Die Erfindung betrifft ein Verfahren zum Dosieren und gleichmässigen Einmischen von Zusatzmitteln, z.B. in Form von Flüssigkeiten, Lösungen, Emulsionen oder Dispersionen oder Gasen, in Beton oder Mörtel.
Für das Dosieren von Zusatzmitteln stehen verschiedene Verfahren und Vorrichtungen oder Anlagen zur Verfügung. Häufig wird eine elektrisch betriebene Pumpe, z. B. eine Zahnradpumpe, zusammen mit einer Zeitsteuerung verwendet. Die Funktionen des Förderns und Dosierens werden hier von einem einzigen Aggregat ausgeführt. Zur Kontrolle der Dosierung werden Durchflussuhren, Kontrollampen, Sichtzylinder oder ähnliche Vorrichtungen eingesetzt. Eine Dosierpumpe ist wegen ihrer beweglichen Teile anfallig und durch Verharzen können Störungen oder gar ein Ausfall der Pumpe auftreten.
Seltener werden technisch bessere aber auch aufwendigere und kostspieligere Anlagen verwendet, bei denen statt der Dosierzeit die Dosiermenge über eine Waage oder analog über ein Potentiometer mit Schwimmer oder über Messelektroden vorgegeben wird.
Ferner stehen Anlagen zur Verfügung, welche die Zusatzmittel über Druckluft fördern und die wegen der geringen Anzahl bewegter Teile wenig störanfällig sind.
Diese bekannten Anlagen und Verfahren arbeiten zufriedenstellend bei ausreichend grossen Dosiermengen. In vielen Fällen ist es aber erforderlich, nur geringe oder sehr geringe Mengen, möglichst genau dosiert und in einem Fördermedium, beispielsweise im Anmachwasser für Beton, Mörtel oder deren Trockenmischungen, in geringer Konzentration gleichmässig verteilt zuzumischen. Das Dosieren und Einmischen so geringer Mengen an Zusatzmittel wird dort zum Problem, wo beispielsweise grosse Betonmengen in sehr kurzer Zeit hergestellt werden müssen, wie im Autobahn- oder Flugplatzbau, auf grossen Ingenieurbaustellen bzw. in Grossanlagen der Transportbeton- oder Fertigelement- und Betonwarenindustrie. Die Mischzeiten derartiger Anlagen, die mehrere Kubikmeter Beton pro Charge mischen, liegen häufig noch deutlich unter 60 sec.

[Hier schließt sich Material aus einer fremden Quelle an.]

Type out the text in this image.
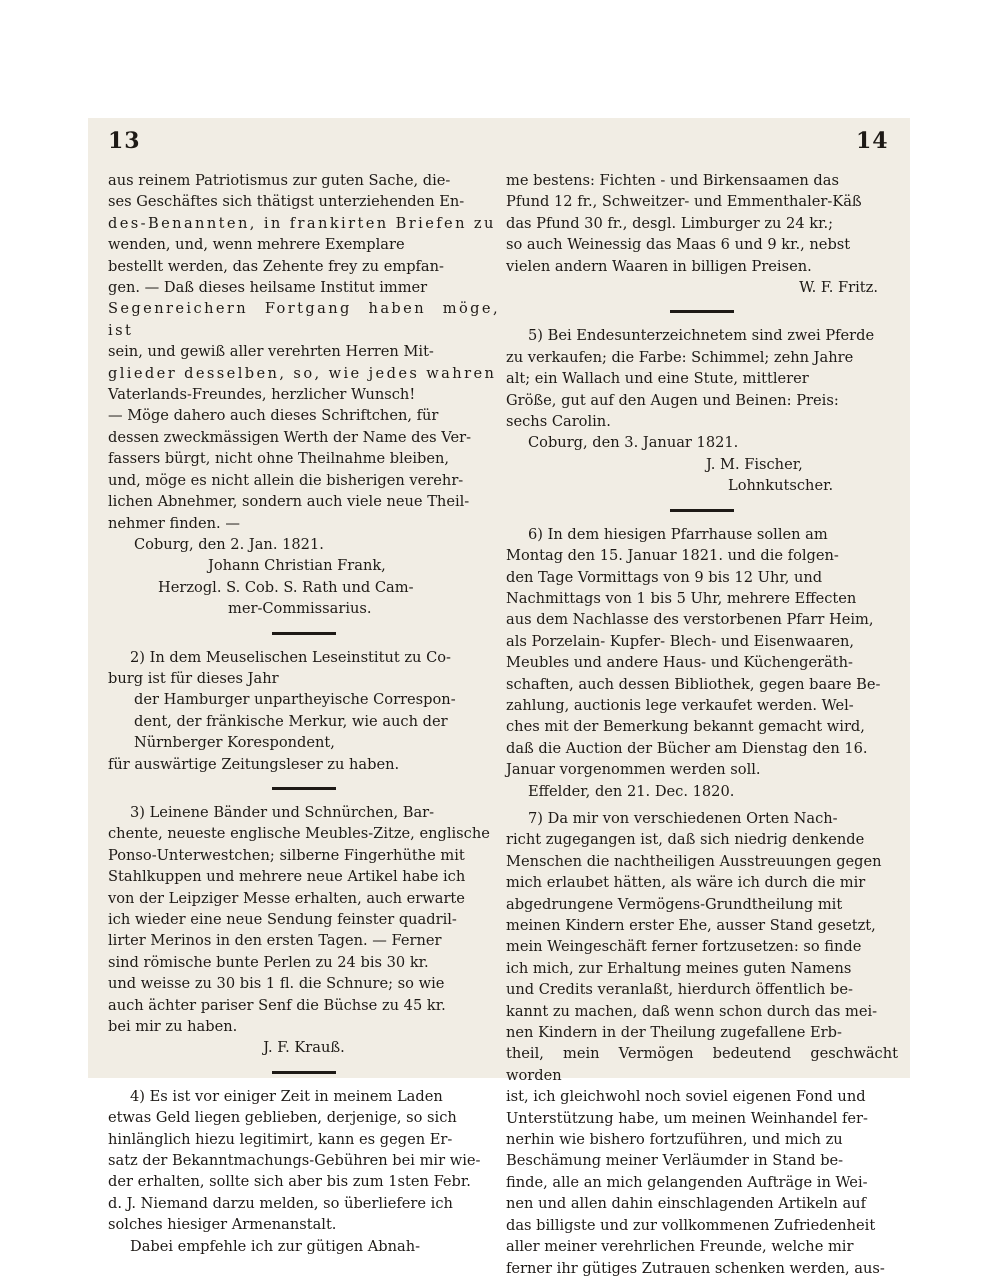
13	14

aus reinem Patriotismus zur guten Sache, die-

ses Geschäftes sich thätigst unterziehenden En-

des-Benannten, in frankirten Briefen zu

wenden, und, wenn mehrere Exemplare

bestellt werden, das Zehente frey zu empfan-

gen. — Daß dieses heilsame Institut immer

Segenreichern Fortgang haben möge, ist

sein, und gewiß aller verehrten Herren Mit-

glieder desselben, so, wie jedes wahren

Vaterlands-Freundes, herzlicher Wunsch!

— Möge dahero auch dieses Schriftchen, für

dessen zweckmässigen Werth der Name des Ver-

fassers bürgt, nicht ohne Theilnahme bleiben,

und, möge es nicht allein die bisherigen verehr-

lichen Abnehmer, sondern auch viele neue Theil-

nehmer finden. —

Coburg, den 2. Jan. 1821.

Johann Christian Frank,

Herzogl. S. Cob. S. Rath und Cam-

mer-Commissarius.

2) In dem Meuselischen Leseinstitut zu Co-

burg ist für dieses Jahr

der Hamburger unpartheyische Correspon-

dent, der fränkische Merkur, wie auch der

Nürnberger Korespondent,

für auswärtige Zeitungsleser zu haben.

3) Leinene Bänder und Schnürchen, Bar-

chente, neueste englische Meubles-Zitze, englische

Ponso-Unterwestchen; silberne Fingerhüthe mit

Stahlkuppen und mehrere neue Artikel habe ich

von der Leipziger Messe erhalten, auch erwarte

ich wieder eine neue Sendung feinster quadril-

lirter Merinos in den ersten Tagen. — Ferner

sind römische bunte Perlen zu 24 bis 30 kr.

und weisse zu 30 bis 1 fl. die Schnure; so wie

auch ächter pariser Senf die Büchse zu 45 kr.

bei mir zu haben.

J. F. Krauß.

4) Es ist vor einiger Zeit in meinem Laden

etwas Geld liegen geblieben, derjenige, so sich

hinlänglich hiezu legitimirt, kann es gegen Er-

satz der Bekanntmachungs-Gebühren bei mir wie-

der erhalten, sollte sich aber bis zum 1sten Febr.

d. J. Niemand darzu melden, so überliefere ich

solches hiesiger Armenanstalt.

Dabei empfehle ich zur gütigen Abnah-

me bestens: Fichten - und Birkensaamen das

Pfund 12 fr., Schweitzer- und Emmenthaler-Käß

das Pfund 30 fr., desgl. Limburger zu 24 kr.;

so auch Weinessig das Maas 6 und 9 kr., nebst

vielen andern Waaren in billigen Preisen.

W. F. Fritz.

5) Bei Endesunterzeichnetem sind zwei Pferde

zu verkaufen; die Farbe: Schimmel; zehn Jahre

alt; ein Wallach und eine Stute, mittlerer

Größe, gut auf den Augen und Beinen: Preis:

sechs Carolin.

Coburg, den 3. Januar 1821.

J. M. Fischer,

Lohnkutscher.

6) In dem hiesigen Pfarrhause sollen am

Montag den 15. Januar 1821. und die folgen-

den Tage Vormittags von 9 bis 12 Uhr, und

Nachmittags von 1 bis 5 Uhr, mehrere Effecten

aus dem Nachlasse des verstorbenen Pfarr Heim,

als Porzelain- Kupfer- Blech- und Eisenwaaren,

Meubles und andere Haus- und Küchengeräth-

schaften, auch dessen Bibliothek, gegen baare Be-

zahlung, auctionis lege verkaufet werden. Wel-

ches mit der Bemerkung bekannt gemacht wird,

daß die Auction der Bücher am Dienstag den 16.

Januar vorgenommen werden soll.

Effelder, den 21. Dec. 1820.

7) Da mir von verschiedenen Orten Nach-

richt zugegangen ist, daß sich niedrig denkende

Menschen die nachtheiligen Ausstreuungen gegen

mich erlaubet hätten, als wäre ich durch die mir

abgedrungene Vermögens-Grundtheilung mit

meinen Kindern erster Ehe, ausser Stand gesetzt,

mein Weingeschäft ferner fortzusetzen: so finde

ich mich, zur Erhaltung meines guten Namens

und Credits veranlaßt, hierdurch öffentlich be-

kannt zu machen, daß wenn schon durch das mei-

nen Kindern in der Theilung zugefallene Erb-

theil, mein Vermögen bedeutend geschwächt worden

ist, ich gleichwohl noch soviel eigenen Fond und

Unterstützung habe, um meinen Weinhandel fer-

nerhin wie bishero fortzuführen, und mich zu

Beschämung meiner Verläumder in Stand be-

finde, alle an mich gelangenden Aufträge in Wei-

nen und allen dahin einschlagenden Artikeln auf

das billigste und zur vollkommenen Zufriedenheit

aller meiner verehrlichen Freunde, welche mir

ferner ihr gütiges Zutrauen schenken werden, aus-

Die hierbei in geringer Dosierung verwendeten Zusatzmittel, wie beispielsweise Luft-Poren-Stoffe oder Verflüssiger, sind teuer und müssen aus betontechnologischen Gründen genau dosiert und gut untergemischt werden.
Die bekannten Anlagen sind in solchen Fällen nicht oder nur bedingt brauchbar. Das Dosieren von Hand ist technisch unzulänglich.
Aufgabe der Erfindung ist es, ein Verfahren zu schaffen, mit dem Zusatzmittel auch in geringen Mengen zielsicher dosiert und in ein Fördermedium schnell und gleichmässig eingemischt werden können, worauf dann das im Fördermedium fein verteilte Zusatzmittel unmittelbar nach dem Mischen, oder später, in ein mit dem Zusatzmittel zu versetzendes Gut, nämlich Beton oder Mörtel eingebracht werden kann.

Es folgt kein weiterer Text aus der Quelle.